今でこそSNSが発達し、NHKのフェイクはすぐに暴かれる時代だが、旧の時代だったら番組が「正史」になってしまった懸念も十分ある。全く、何が「情報の参照点」だという話だ。

MCの有馬はジャーナリスト失格だ

MCを勤める有馬の責任も大きい。彼のプロフィールを見る限り、経済部出身のようだ。

日本のスパコン開発史にせよ、目下フォーカスされている井上氏のことにせよ、有馬氏は基礎的な教養として把握していて当然の立場だ。

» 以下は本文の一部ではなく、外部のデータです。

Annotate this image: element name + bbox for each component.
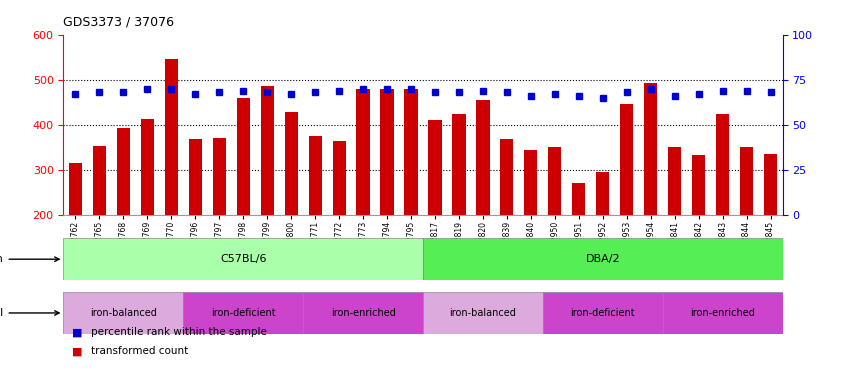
Bar: [453, 114, 465, 215]
Text: iron-balanced: iron-balanced: [90, 308, 157, 318]
Bar: [543, 292, 662, 334]
Bar: [764, 154, 777, 215]
Text: protocol: protocol: [0, 308, 59, 318]
Bar: [572, 184, 585, 215]
Text: strain: strain: [0, 254, 59, 264]
Bar: [662, 292, 783, 334]
Text: iron-deficient: iron-deficient: [570, 308, 635, 318]
Bar: [261, 86, 274, 215]
Bar: [548, 147, 562, 215]
Bar: [356, 89, 370, 215]
Bar: [620, 104, 634, 215]
Bar: [93, 146, 106, 215]
Bar: [303, 292, 423, 334]
Bar: [423, 238, 783, 280]
Bar: [668, 147, 681, 215]
Bar: [525, 150, 537, 215]
Text: transformed count: transformed count: [91, 346, 188, 356]
Bar: [309, 136, 321, 215]
Bar: [63, 292, 184, 334]
Bar: [692, 156, 706, 215]
Text: iron-enriched: iron-enriched: [331, 308, 396, 318]
Text: percentile rank within the sample: percentile rank within the sample: [91, 327, 266, 337]
Bar: [404, 89, 418, 215]
Text: GDS3373 / 37076: GDS3373 / 37076: [63, 15, 174, 28]
Bar: [332, 141, 346, 215]
Bar: [596, 172, 609, 215]
Bar: [381, 89, 393, 215]
Bar: [184, 292, 303, 334]
Bar: [212, 138, 226, 215]
Bar: [140, 119, 154, 215]
Bar: [237, 98, 250, 215]
Bar: [740, 147, 753, 215]
Text: ■: ■: [72, 346, 82, 356]
Bar: [117, 128, 130, 215]
Text: ■: ■: [72, 327, 82, 337]
Bar: [69, 163, 82, 215]
Bar: [428, 120, 442, 215]
Text: DBA/2: DBA/2: [585, 254, 620, 264]
Bar: [63, 238, 423, 280]
Text: C57BL/6: C57BL/6: [220, 254, 266, 264]
Text: iron-deficient: iron-deficient: [211, 308, 276, 318]
Bar: [189, 139, 202, 215]
Bar: [423, 292, 543, 334]
Bar: [500, 139, 514, 215]
Text: iron-enriched: iron-enriched: [690, 308, 755, 318]
Bar: [644, 83, 657, 215]
Bar: [284, 112, 298, 215]
Bar: [165, 60, 178, 215]
Bar: [476, 100, 490, 215]
Text: iron-balanced: iron-balanced: [449, 308, 516, 318]
Bar: [716, 114, 729, 215]
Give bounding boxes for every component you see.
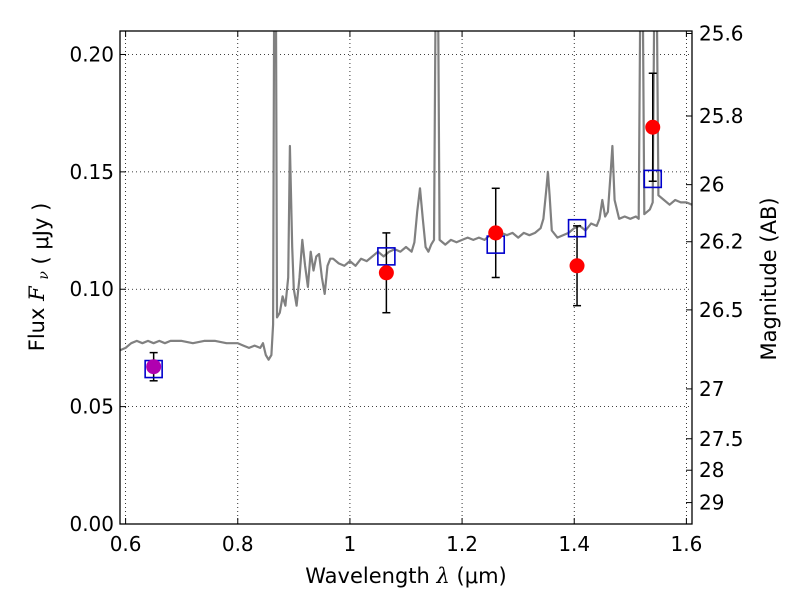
y-tick-label: 0.20 (69, 42, 114, 66)
axis-ticks: 0.6 0.8 1 1.2 1.4 1.6 0.00 0.05 0.10 0.15 0.20 25.6… (69, 21, 743, 556)
observed-circle-marker (488, 225, 504, 241)
plot-frame (119, 30, 693, 525)
y2-tick-label: 29 (699, 491, 724, 515)
y-axis-label-symbol: F (25, 285, 49, 302)
x-axis-label-symbol: λ (436, 564, 450, 588)
y-axis-label-text: Flux (25, 308, 49, 352)
y2-tick-label: 28 (699, 458, 724, 482)
spectrum-line (120, 31, 692, 361)
y2-tick-label: 25.6 (699, 21, 744, 45)
y-tick-label: 0.05 (69, 395, 114, 419)
x-tick-label: 1 (344, 532, 357, 556)
observed-circle-marker (378, 265, 394, 281)
y-tick-label: 0.15 (69, 160, 114, 184)
x-axis-label-unit: (μm) (457, 564, 507, 588)
x-tick-label: 0.8 (222, 532, 254, 556)
y2-tick-label: 26 (699, 173, 724, 197)
y2-axis-label: Magnitude (AB) (757, 197, 781, 360)
x-tick-label: 1.6 (670, 532, 702, 556)
y2-tick-label: 27.5 (699, 427, 744, 451)
y-axis-label-unit: ( μJy ) (29, 203, 53, 265)
y2-tick-label: 26.5 (699, 298, 744, 322)
model-square-marker (643, 169, 663, 189)
y2-tick-label: 26.2 (699, 230, 744, 254)
observed-circle-marker (569, 258, 585, 274)
x-tick-label: 0.6 (110, 532, 142, 556)
y-axis-label: Flux F ν ( μJy ) (25, 203, 53, 352)
y-tick-label: 0.10 (69, 277, 114, 301)
y2-tick-label: 25.8 (699, 104, 744, 128)
y-axis-label-subscript: ν (36, 271, 52, 280)
data-markers (144, 72, 663, 382)
y-tick-label: 0.00 (69, 512, 114, 536)
plot-area (120, 31, 692, 361)
observed-circle-marker (645, 119, 661, 135)
x-tick-label: 1.4 (558, 532, 590, 556)
x-tick-label: 1.2 (446, 532, 478, 556)
y2-tick-label: 27 (699, 377, 724, 401)
x-axis-label: Wavelength λ (μm) (305, 564, 506, 588)
observed-circle-marker (146, 359, 162, 375)
x-axis-label-text: Wavelength (305, 564, 430, 588)
model-square-marker (567, 218, 587, 238)
model-square-marker (377, 247, 396, 266)
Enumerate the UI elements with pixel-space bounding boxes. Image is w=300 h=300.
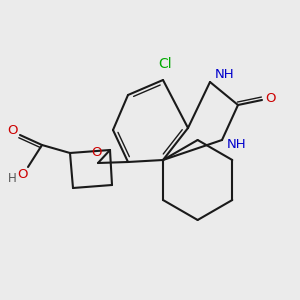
Text: O: O [7, 124, 17, 136]
Text: H: H [8, 172, 16, 185]
Text: O: O [17, 169, 27, 182]
Text: Cl: Cl [158, 57, 172, 71]
Text: O: O [265, 92, 275, 104]
Text: NH: NH [227, 139, 247, 152]
Text: NH: NH [215, 68, 235, 80]
Text: O: O [91, 146, 101, 160]
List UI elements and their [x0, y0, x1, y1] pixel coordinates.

VTRの試写をしたとき、スタジオ台本を読んだとき、そして実際にスタジオ収録をしたとき、一切違和感を抱かなかったのだろうか?最後の安全弁として、タレントよりビジュアルも喋りも全て劣る貴方が起用されていることを、どこまで意識していたのだろうか?

日産のリーフもそうだったが、過去回にも大きな問題がある。私が聞く限りでは、番組制作において労務管理についてもトラブルが起きているようだ。

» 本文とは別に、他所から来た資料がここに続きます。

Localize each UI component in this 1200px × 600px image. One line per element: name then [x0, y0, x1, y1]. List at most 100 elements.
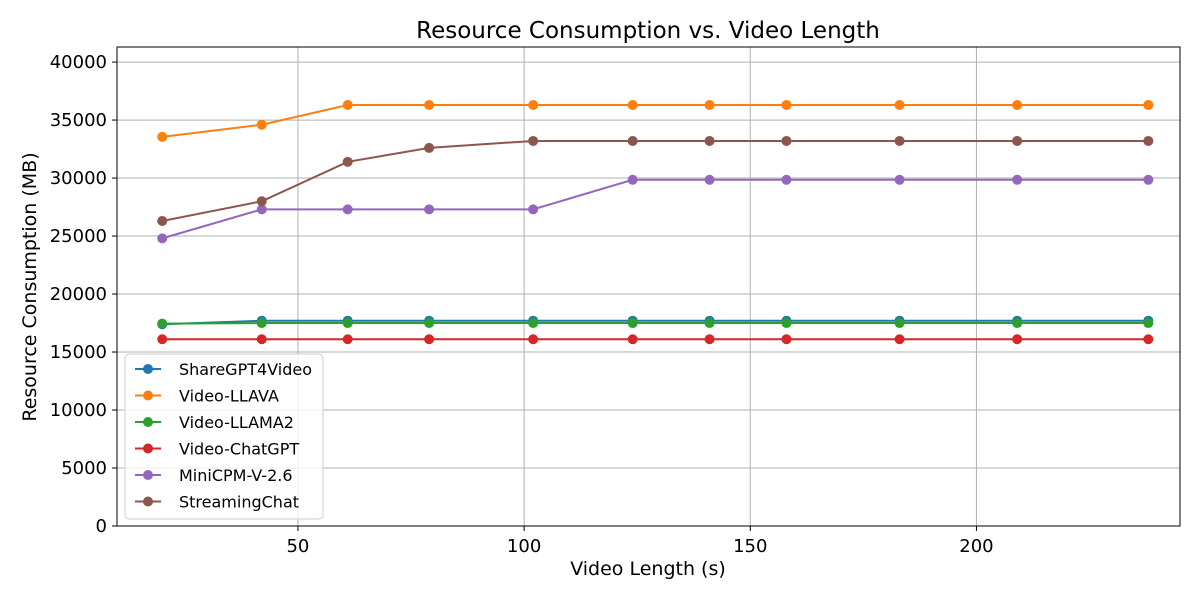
- data-point: [704, 99, 715, 110]
- plot-area: [116, 46, 1181, 527]
- series-line: [161, 178, 1149, 240]
- data-point: [157, 233, 168, 244]
- data-point: [424, 334, 435, 345]
- legend-box: [124, 353, 324, 520]
- legend-label: StreamingChat: [179, 493, 299, 512]
- data-point: [342, 334, 353, 345]
- data-point: [157, 334, 168, 345]
- data-point: [424, 204, 435, 215]
- data-point: [256, 204, 267, 215]
- data-point: [704, 334, 715, 345]
- data-point: [1012, 334, 1023, 345]
- data-point: [1143, 334, 1154, 345]
- legend: ShareGPT4Video Video-LLAVA Video-LLAMA2 Vid…: [124, 353, 324, 520]
- data-point: [781, 318, 792, 329]
- legend-label: Video-ChatGPT: [179, 440, 299, 459]
- legend-label: Video-LLAVA: [179, 387, 279, 406]
- data-point: [528, 204, 539, 215]
- chart-title: Resource Consumption vs. Video Length: [416, 18, 880, 44]
- data-point: [894, 174, 905, 185]
- data-point: [894, 318, 905, 329]
- data-point: [342, 99, 353, 110]
- legend-item: Video-ChatGPT: [135, 440, 299, 459]
- data-point: [157, 131, 168, 142]
- y-tick-label: 5000: [61, 458, 107, 479]
- x-tick-label: 150: [733, 536, 767, 557]
- x-tick-label: 50: [286, 536, 309, 557]
- data-point: [627, 135, 638, 146]
- legend-item: MiniCPM-V-2.6: [135, 466, 293, 485]
- y-tick-label: 15000: [50, 342, 107, 363]
- data-point: [256, 119, 267, 130]
- series-streamingchat: [157, 135, 1154, 226]
- data-point: [528, 135, 539, 146]
- series-line: [162, 322, 1149, 325]
- y-tick-label: 35000: [50, 110, 107, 131]
- legend-item: Video-LLAVA: [135, 387, 279, 406]
- legend-marker: [143, 390, 153, 401]
- legend-label: ShareGPT4Video: [179, 360, 312, 379]
- x-tick-label: 100: [507, 536, 541, 557]
- data-point: [157, 318, 168, 329]
- y-tick-label: 0: [96, 516, 107, 537]
- y-tick-label: 25000: [50, 226, 107, 247]
- data-point: [781, 334, 792, 345]
- data-point: [528, 99, 539, 110]
- data-point: [627, 174, 638, 185]
- x-tick-label: 200: [959, 536, 993, 557]
- series-line: [162, 103, 1149, 138]
- series-layer: [157, 99, 1154, 345]
- data-point: [894, 99, 905, 110]
- data-point: [157, 215, 168, 226]
- x-axis-label: Video Length (s): [570, 558, 726, 580]
- series-minicpm-v-2-6: [157, 174, 1154, 244]
- y-tick-label: 20000: [50, 284, 107, 305]
- legend-item: ShareGPT4Video: [135, 360, 312, 379]
- data-point: [627, 99, 638, 110]
- data-point: [627, 318, 638, 329]
- data-point: [627, 334, 638, 345]
- data-point: [1143, 318, 1154, 329]
- legend-marker: [143, 470, 153, 480]
- legend-label: MiniCPM-V-2.6: [179, 466, 293, 485]
- data-point: [1012, 135, 1023, 146]
- data-point: [256, 196, 267, 207]
- data-point: [894, 334, 905, 345]
- data-point: [528, 334, 539, 345]
- legend-item: Video-LLAMA2: [135, 413, 294, 432]
- data-point: [424, 99, 435, 110]
- legend-marker: [143, 417, 153, 427]
- y-tick-label: 10000: [50, 400, 107, 421]
- y-tick-label: 30000: [50, 168, 107, 189]
- data-point: [704, 318, 715, 329]
- data-point: [781, 174, 792, 185]
- data-point: [424, 318, 435, 329]
- data-point: [342, 204, 353, 215]
- data-point: [1143, 174, 1154, 185]
- data-point: [256, 334, 267, 345]
- series-video-llama2: [157, 318, 1154, 329]
- data-point: [704, 174, 715, 185]
- series-video-chatgpt: [157, 334, 1154, 345]
- y-axis-label: Resource Consumption (MB): [19, 152, 41, 421]
- axis-ticks: 50 100 150 200 0 5000 10000 15000 20000 25000 3000…: [50, 52, 994, 557]
- y-tick-label: 40000: [50, 52, 107, 73]
- legend-marker: [143, 443, 153, 454]
- legend-label: Video-LLAMA2: [179, 413, 294, 432]
- data-point: [1012, 174, 1023, 185]
- data-point: [704, 135, 715, 146]
- series-video-llava: [157, 99, 1154, 142]
- data-point: [1143, 99, 1154, 110]
- data-point: [1012, 99, 1023, 110]
- data-point: [342, 318, 353, 329]
- data-point: [1012, 318, 1023, 329]
- legend-marker: [143, 364, 153, 374]
- data-point: [781, 99, 792, 110]
- data-point: [528, 318, 539, 329]
- data-point: [1143, 135, 1154, 146]
- data-point: [781, 135, 792, 146]
- data-point: [424, 142, 435, 153]
- legend-marker: [143, 496, 153, 507]
- data-point: [342, 156, 353, 167]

もちろん、有馬氏には現実的には大した権力は無いだろう。しかし、NHKが社会の公器ぶっている以上、「これはまずい」と指摘して問題が湧出するのを防ぐ責任はあるはずだ。

有馬氏だけではない。新プロジェクトXは、延べ100人以上が関わり、20回は試写を経て初めてオンエアに至る番組だ。もし、その中に責任感を持って課題を指摘できる人物がいれば、今回のような失態は防げたはずだ。

おりしも、「コロンブス」がハレーションする中、NHKも全く相似形と言える。

スタッフ全員が最低限の教養を備えた上で、私のように意地悪な視聴者を想定して試写をし、風通し良く議論をしていればトラブルは防げるはずだ。

恐らく、「京」の回のハレーションはこれから更に激化する。

嘘を嘘で塗り固めて隠蔽するのではなく、正面から向き合わない限り、「新プロジェクトX」はまたも打ち切りになることは明白だ。改めて、NHKには体質の改善を強く求めたい。